Months of protests in Sri Lanka reached a crescendo on Saturday when demonstrators stormed into the official residence of the president and the private home of the prime minister. The protesters say the leaders are responsible for the corruption and mismanagement that led to the collapse of the economy.

Here’s what we know so far.

For months, daily life in Sri Lanka has been upended by a fuel shortage. The prices of food and medicine have soared, power cuts have become the norm and public transportation is often shut to shore up fuel supplies.

Protesters had taken to the streets before, but frustration with these conditions and with the people seen as putting the country in dire financial straits came to a head with demonstrators pulling off a mostly peaceful takeover of the presidential residence.

The coronavirus pandemic is partly to blame. It deprived the country of overseas tourists and crucial foreign currency that it needs to import fuel and medicine. Government mismanagement and a cratering currency only exacerbated the shortage.

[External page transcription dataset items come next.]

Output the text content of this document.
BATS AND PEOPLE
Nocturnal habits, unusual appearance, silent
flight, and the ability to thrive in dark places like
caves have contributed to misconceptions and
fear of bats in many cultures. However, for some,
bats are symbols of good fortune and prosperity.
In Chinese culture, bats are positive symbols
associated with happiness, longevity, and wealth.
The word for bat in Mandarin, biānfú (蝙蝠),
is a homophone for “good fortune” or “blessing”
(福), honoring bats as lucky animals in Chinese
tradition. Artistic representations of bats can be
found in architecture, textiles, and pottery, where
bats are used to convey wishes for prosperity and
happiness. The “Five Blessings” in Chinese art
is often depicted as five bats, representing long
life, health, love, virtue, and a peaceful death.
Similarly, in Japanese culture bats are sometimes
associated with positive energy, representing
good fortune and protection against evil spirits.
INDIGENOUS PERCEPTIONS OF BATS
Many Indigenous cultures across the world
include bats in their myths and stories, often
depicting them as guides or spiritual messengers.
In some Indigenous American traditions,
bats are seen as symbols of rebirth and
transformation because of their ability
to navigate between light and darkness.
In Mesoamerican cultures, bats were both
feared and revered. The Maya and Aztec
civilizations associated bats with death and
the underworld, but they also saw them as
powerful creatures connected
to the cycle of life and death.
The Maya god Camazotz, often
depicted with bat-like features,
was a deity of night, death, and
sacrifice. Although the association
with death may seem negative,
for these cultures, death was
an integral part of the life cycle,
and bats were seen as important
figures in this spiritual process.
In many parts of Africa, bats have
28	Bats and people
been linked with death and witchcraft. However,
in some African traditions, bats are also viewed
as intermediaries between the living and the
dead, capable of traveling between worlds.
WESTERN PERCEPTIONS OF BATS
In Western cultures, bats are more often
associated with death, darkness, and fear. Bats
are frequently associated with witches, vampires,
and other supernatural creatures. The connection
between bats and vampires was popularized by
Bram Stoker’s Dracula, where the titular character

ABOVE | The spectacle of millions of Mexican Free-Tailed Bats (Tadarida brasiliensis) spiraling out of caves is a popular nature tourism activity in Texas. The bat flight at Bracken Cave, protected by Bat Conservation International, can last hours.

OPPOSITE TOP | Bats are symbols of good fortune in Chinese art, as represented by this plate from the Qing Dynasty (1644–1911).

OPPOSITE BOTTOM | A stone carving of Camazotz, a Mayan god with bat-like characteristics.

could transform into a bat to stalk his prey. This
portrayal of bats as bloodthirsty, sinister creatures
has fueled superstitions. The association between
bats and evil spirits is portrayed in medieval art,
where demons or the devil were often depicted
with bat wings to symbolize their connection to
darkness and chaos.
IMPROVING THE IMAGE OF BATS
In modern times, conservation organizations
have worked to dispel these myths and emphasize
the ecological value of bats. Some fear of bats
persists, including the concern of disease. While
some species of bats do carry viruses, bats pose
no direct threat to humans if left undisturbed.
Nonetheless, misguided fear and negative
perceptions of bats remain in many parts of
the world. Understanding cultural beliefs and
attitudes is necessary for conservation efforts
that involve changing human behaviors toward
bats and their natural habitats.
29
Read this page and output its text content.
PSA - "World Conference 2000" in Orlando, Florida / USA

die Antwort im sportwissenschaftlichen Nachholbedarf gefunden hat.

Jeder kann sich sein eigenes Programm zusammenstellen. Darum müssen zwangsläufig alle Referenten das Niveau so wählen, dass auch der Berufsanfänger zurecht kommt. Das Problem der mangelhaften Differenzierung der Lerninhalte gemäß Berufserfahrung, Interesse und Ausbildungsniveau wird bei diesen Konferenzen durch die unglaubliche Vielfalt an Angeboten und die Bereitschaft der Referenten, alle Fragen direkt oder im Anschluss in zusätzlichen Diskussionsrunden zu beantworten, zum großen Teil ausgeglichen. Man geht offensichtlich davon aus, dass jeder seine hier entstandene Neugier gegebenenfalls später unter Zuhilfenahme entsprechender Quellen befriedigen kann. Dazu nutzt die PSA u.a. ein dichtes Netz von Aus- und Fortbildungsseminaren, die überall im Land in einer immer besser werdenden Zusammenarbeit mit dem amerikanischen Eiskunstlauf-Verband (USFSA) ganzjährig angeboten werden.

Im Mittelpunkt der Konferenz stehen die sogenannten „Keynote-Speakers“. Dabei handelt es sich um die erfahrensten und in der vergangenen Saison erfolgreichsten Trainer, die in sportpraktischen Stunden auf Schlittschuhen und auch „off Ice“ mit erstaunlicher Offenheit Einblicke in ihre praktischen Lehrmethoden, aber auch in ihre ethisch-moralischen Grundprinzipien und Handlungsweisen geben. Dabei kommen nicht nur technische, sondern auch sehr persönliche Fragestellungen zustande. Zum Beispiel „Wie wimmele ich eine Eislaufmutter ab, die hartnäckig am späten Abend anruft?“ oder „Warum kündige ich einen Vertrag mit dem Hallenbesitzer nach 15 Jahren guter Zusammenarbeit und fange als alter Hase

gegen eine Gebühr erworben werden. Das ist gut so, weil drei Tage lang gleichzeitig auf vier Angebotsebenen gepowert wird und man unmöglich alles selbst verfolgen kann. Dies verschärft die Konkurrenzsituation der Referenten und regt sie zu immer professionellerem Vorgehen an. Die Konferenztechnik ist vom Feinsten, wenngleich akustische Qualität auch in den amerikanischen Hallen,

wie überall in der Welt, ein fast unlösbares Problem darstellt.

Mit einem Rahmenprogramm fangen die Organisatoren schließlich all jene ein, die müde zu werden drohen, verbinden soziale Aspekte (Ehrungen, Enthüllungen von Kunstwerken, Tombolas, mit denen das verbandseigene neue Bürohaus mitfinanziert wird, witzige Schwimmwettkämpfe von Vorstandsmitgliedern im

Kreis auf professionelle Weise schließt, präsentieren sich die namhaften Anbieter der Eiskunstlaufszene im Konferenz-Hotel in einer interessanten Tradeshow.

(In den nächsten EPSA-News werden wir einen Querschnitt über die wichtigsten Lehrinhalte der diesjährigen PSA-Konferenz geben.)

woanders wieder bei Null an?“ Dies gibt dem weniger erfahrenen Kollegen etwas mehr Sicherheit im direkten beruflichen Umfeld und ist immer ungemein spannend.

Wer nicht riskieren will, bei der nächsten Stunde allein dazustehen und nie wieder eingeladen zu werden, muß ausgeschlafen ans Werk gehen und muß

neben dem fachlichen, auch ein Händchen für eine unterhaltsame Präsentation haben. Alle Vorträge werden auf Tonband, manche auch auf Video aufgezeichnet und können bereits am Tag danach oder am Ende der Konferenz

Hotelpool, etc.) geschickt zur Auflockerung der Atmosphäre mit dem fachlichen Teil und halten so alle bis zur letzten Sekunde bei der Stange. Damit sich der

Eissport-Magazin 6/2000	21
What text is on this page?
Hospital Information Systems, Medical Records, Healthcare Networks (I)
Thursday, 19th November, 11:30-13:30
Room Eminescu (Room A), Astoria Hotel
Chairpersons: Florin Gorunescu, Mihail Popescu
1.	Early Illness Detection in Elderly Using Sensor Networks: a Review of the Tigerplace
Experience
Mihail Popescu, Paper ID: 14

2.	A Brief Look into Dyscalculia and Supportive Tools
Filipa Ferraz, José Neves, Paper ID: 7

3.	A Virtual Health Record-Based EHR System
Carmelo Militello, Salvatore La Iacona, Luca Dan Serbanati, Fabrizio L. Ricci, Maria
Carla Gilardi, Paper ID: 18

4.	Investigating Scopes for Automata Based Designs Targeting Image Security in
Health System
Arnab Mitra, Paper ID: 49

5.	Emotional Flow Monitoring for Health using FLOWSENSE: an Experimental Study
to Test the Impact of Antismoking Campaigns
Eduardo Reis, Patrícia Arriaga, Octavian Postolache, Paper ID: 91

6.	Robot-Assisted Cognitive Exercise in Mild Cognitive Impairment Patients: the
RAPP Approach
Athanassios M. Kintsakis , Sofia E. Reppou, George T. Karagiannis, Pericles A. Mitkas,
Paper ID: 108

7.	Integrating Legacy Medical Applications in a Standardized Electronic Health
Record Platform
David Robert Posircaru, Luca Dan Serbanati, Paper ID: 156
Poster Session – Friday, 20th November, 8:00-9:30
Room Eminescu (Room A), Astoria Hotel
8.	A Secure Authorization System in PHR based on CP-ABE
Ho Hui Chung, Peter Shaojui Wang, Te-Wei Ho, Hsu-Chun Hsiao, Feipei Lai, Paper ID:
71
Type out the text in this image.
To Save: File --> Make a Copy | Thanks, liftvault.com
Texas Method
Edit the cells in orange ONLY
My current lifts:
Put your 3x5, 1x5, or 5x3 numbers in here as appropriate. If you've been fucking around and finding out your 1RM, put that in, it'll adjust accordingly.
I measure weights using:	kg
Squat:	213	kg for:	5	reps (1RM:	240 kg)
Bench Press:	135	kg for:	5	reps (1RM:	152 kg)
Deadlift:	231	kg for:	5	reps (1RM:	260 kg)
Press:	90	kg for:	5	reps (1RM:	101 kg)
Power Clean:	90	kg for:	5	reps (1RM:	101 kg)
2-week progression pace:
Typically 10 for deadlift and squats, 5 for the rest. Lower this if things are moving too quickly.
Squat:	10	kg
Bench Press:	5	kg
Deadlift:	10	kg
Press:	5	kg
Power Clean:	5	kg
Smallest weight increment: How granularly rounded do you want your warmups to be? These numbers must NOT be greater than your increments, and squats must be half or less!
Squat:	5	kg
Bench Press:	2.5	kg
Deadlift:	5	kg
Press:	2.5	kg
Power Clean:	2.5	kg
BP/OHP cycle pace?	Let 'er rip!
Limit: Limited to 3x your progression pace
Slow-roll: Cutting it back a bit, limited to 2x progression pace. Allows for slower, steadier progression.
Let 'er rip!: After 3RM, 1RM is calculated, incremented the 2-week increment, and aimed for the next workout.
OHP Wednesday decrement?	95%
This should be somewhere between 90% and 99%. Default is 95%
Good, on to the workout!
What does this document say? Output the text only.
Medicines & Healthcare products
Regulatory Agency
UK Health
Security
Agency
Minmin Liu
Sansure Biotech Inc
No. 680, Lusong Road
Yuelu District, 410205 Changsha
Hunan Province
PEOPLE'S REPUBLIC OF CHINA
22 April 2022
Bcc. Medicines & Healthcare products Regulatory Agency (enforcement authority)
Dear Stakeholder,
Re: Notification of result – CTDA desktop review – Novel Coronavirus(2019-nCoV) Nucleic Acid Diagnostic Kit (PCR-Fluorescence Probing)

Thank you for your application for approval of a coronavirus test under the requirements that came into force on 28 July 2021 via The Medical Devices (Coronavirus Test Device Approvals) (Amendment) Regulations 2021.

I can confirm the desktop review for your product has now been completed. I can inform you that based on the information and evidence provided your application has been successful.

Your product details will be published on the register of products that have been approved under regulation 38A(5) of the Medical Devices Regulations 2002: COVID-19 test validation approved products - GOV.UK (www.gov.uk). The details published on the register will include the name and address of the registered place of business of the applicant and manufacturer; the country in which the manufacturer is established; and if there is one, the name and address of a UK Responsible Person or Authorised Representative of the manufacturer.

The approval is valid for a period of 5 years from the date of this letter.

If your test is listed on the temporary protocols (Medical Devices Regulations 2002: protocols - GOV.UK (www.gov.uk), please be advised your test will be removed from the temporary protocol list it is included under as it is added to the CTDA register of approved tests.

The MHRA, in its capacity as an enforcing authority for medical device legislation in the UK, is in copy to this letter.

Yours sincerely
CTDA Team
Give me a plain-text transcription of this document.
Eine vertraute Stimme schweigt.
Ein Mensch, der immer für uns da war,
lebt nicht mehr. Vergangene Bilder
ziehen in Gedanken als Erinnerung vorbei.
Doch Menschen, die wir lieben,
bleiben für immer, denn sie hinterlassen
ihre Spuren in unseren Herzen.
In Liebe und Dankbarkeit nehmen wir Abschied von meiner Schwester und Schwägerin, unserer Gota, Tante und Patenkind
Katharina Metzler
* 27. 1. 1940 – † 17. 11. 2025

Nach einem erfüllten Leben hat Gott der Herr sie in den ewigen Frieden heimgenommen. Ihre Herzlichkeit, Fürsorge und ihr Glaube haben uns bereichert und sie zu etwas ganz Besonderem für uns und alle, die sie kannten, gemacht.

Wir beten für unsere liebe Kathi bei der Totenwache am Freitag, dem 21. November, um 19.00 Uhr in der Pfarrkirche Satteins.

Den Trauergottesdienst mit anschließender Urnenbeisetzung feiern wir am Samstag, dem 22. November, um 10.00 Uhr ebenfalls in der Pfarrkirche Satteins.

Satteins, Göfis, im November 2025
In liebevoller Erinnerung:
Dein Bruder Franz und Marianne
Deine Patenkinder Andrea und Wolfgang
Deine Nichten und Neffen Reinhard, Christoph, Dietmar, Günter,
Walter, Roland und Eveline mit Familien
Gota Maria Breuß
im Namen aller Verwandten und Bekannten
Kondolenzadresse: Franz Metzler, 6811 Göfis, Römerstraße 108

The downward spiral was hastened by the war in Ukraine, which added more supply-chain problems across the globe. In April, the government suspended payments on its international debt.

More than a quarter of Sri Lanka’s nearly 22 million people are at risk of food shortages, the United Nations said last month. The country needs $6 billion through the end of the year to buy fuel and other essential goods but the question is where that money will come from.

The Rajapaksa family has dominated Sri Lanka’s politics for much of the past two decades, and in recent years, it has increasingly run the island nation’s government as a family business.

D.A. Rajapaksa, the family patriarch, was a lawmaker in the 1950s and ’60s. But it was Mahinda Rajapaksa, his son, who helped cement the family’s ascent to prominence, rising to become prime minister and then president for two terms from 2005 to 2015.

The Rajapaksas were briefly out of the government after losing in the 2015 elections, but they returned to power with Gotabaya Rajapaksa as their presidential candidate in 2019.

Soon after, he brought his elder brother, Mahinda Rajapaksa, back to the government as prime minister and handed key positions to several other members of the family. As the country’s economy appeared to be headed for a crash, he made his brother Basil Rajapaksa the minister of finance last July.

In the face of intensifying protests, President Rajapaksa forced the family members in April to give up their seats in the government.

The president has said he will give up his post, according to the speaker of Parliament who is also an ally of the president.

Sri Lanka’s Constitution clearly defines a line of succession, but whoever takes the reins will need to revamp the political system under the watch of an impatient, weary public.

In more ordinary circumstances, the prime minister, Ranil Wickremesinghe, would become the acting president, now that President Gotabaya Rajapaksa is said to be negotiating an exit. But on Saturday, Mr. Wickremesinghe — who many believed had been gearing for just that possibility — announced his intention to resign as well.

The next likely candidate as interim president is Mahinda Yapa Abeywardena, the 76-year-old speaker of Parliament and a close ally of the Rajapaksa family.

The acting president will have a month to organize the election of a president from among members of Parliament. The winner will complete the two years left in Rajapaksa’s term before elections are due.